Звон твоих побед, который до сих пор больно и нудно стоит в наших ушах, первый российский полководец, создавший науку побеждать противника голодом, многодневными переходами и крещенскими морозами.
Ты — очередной убийца собственного сына, хитростью заманивший его в ловушку и наводнивший пруды своей страны тысячами шепчущих фискалов, был ли ты счастлив? Откуда бралась в тебе эта нескончаемая энергия, выбрасываемая каждодневно, как первые поллюции изнывающего от похоти юноши? Что ты сделал с Россией, буревестник? И сделал бы еще, кабы не уремия, прервавшая безостановочный почтовый бег,— сон, мираж, сиротский рассвет, иволга свистит за окном или это топор рубит головы друзей?
...Все, устал, хочу пить. Я прошу, принесите, пожалуйста. Прошу долго, нудно и немного гнусаво: пить, пить, хочу пить! Наконец мне приносят стакан с розовой жидкостью и говорят, что это так вкусно и полезно для моего возраста: кровь с молоком, пейте, товарищ! Меня мучит жажда, и я бы выпил эту бурду, но запах, меня все время преследует этот запах! Неужели никак нельзя без крови? Можно мне хоть десять капель, но простой холодной воды? Пожалуйста, мне хоть немного, но холодной! Боже мой, почем теперь просто чистая вода?

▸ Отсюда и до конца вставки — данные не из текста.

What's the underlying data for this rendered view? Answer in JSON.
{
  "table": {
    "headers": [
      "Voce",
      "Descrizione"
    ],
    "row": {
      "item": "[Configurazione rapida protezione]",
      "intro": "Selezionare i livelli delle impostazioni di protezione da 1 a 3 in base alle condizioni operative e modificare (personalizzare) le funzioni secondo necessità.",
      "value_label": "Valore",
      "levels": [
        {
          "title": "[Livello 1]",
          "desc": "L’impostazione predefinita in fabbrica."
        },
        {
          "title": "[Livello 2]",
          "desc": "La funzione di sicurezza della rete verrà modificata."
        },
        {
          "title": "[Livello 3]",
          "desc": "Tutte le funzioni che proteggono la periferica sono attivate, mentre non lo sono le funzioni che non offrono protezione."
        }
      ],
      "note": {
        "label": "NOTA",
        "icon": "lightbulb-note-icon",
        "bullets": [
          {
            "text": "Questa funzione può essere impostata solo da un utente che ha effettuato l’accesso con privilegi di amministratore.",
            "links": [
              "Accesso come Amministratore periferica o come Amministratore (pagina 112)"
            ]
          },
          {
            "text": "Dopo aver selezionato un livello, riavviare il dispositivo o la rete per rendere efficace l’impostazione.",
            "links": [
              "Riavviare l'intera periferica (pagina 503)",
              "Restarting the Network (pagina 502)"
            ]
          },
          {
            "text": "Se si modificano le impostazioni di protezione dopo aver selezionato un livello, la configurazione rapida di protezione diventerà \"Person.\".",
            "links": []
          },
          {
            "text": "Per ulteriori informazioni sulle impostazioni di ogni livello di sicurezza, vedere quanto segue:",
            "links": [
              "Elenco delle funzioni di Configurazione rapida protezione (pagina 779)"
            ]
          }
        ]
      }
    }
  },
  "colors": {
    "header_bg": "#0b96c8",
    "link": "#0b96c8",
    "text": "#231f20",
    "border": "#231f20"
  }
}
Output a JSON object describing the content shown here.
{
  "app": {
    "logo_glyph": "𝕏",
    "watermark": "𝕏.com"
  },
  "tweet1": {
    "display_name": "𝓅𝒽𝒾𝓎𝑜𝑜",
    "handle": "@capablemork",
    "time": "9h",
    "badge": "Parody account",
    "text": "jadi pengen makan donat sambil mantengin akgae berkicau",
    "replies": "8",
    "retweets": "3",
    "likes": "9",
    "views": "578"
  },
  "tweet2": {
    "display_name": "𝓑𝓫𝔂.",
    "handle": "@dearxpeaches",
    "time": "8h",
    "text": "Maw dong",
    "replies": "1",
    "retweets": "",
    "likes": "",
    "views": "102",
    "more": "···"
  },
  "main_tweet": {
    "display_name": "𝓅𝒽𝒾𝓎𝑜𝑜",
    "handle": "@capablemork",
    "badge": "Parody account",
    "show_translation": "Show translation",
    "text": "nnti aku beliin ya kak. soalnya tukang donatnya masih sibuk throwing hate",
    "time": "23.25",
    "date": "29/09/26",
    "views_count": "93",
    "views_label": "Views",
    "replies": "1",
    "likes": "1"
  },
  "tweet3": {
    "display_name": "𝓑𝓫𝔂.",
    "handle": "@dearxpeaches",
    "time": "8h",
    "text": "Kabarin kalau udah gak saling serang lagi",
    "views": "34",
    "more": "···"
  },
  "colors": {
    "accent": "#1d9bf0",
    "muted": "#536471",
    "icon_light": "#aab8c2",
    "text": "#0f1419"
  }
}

Совершенно случайно познакомился с человеком, который и был той «группой рабочих», по чьей просьбе один город в одночасье был переименован. Человек как человек: штиблеты, брюки, пиджак, зуб со свистом, — очень гордился своей ролью в истории города и считал ее главным делом своей жизни. В его комнате на подоконнике стоял фикус в деревянной кадке с щелями.
Когда он умер, освободив жилплощадь, комнату в многосемейной коммунальной квартире занял водопроводчик жилконторы, имеющий лимитную прописку. Последний переклеил обои, линолеум заменил паркетом, а фикус выкинул на помойку. Кто-то сказал, что удавшиеся катаклизмы называют революцией, неудавшиеся — путчем.
История, таким образом, пишется сзаду-наперед, как книги на иврите.
Дом колхозника в виде Вавилонской башни возводился строительным управлением в составе: П. Я. Чаадаев (начальник управления), Н. Н. Страхов (главный инженер), Вл. Соловьев (прораб), Вас. Вас. Розанов (ломать не строить — душа не болит), Н. Бердяев (главный энергетик), Н. Федоров (подземные работы), К. Леонтьев (сантехник), о. П. Флоренский (экономист), о. С. Булгаков (нач. участка), Л. Шестов (электрик), С. Франк и братья Трубецкие (подсобные рабочие, на подхвате).
Ровно в десять вечера поставил Александр Сергеевич Плюшкин последнюю точку в своей монографии «Накопление мелкой и крупной собственности в странах капитализма». Просидев в благоговейном молчании несколько минут, он перечел еще раз последнюю страницу, шевеля чуть слышно губами. Перечтя, он восторженно вскочил, захлопал сам себе в ладоши и воскликнул:
— Ай да Плюшкин, ай да сукин сын!
Когда я резко оглядываюсь назад, то всегда вижу одно и то же — дерево, росшее во дворе моего детства. Я привык ходить вокруг него, как кубисты ходят вокруг предмета (например, фонарного столба), а один русский писатель ходил в своих книгах вокруг своих героев, отчего появлялось удивительное многоголосие. Только в самом начале своей жизни мы центростремительны, нам кажется, что весь мир, словно круглый подшипник, вращается вокруг нас. Но с годами в нас появляется мудрая центробежность, когда нам удается понять, что важны, в общем-то, не мы сами, а то, что заставляет нас жить и дает смысл нашему существованию...
«Вот вы говорите, что понимаете: вопрос о смысле жизни — вопрос чисто юношеский, а почему? Юность ближе к истине, потому что не омрачена меркантильными соображениями, придающими впоследствии чисто интеллектуальным стремлениям оттенок инфантильности.
Помните, Толстой где-то сказал, что он чувствует лучше, чем мыслит, мыслит лучше, чем говорит, а говорит лучше, чем пишет? Это очень точно. Здесь подчеркнута граница, разделяющая разные сферы. Переход просто не может быть адекватным. Возьмите музыку, наиболее абстрактное искусство, и попытайтесь передать ее словами: соответствия не будет. Слова окажутся конечными и приблизительными. Или, наоборот, музыкой передайте узор лепного орнамента — вас ждет неудача.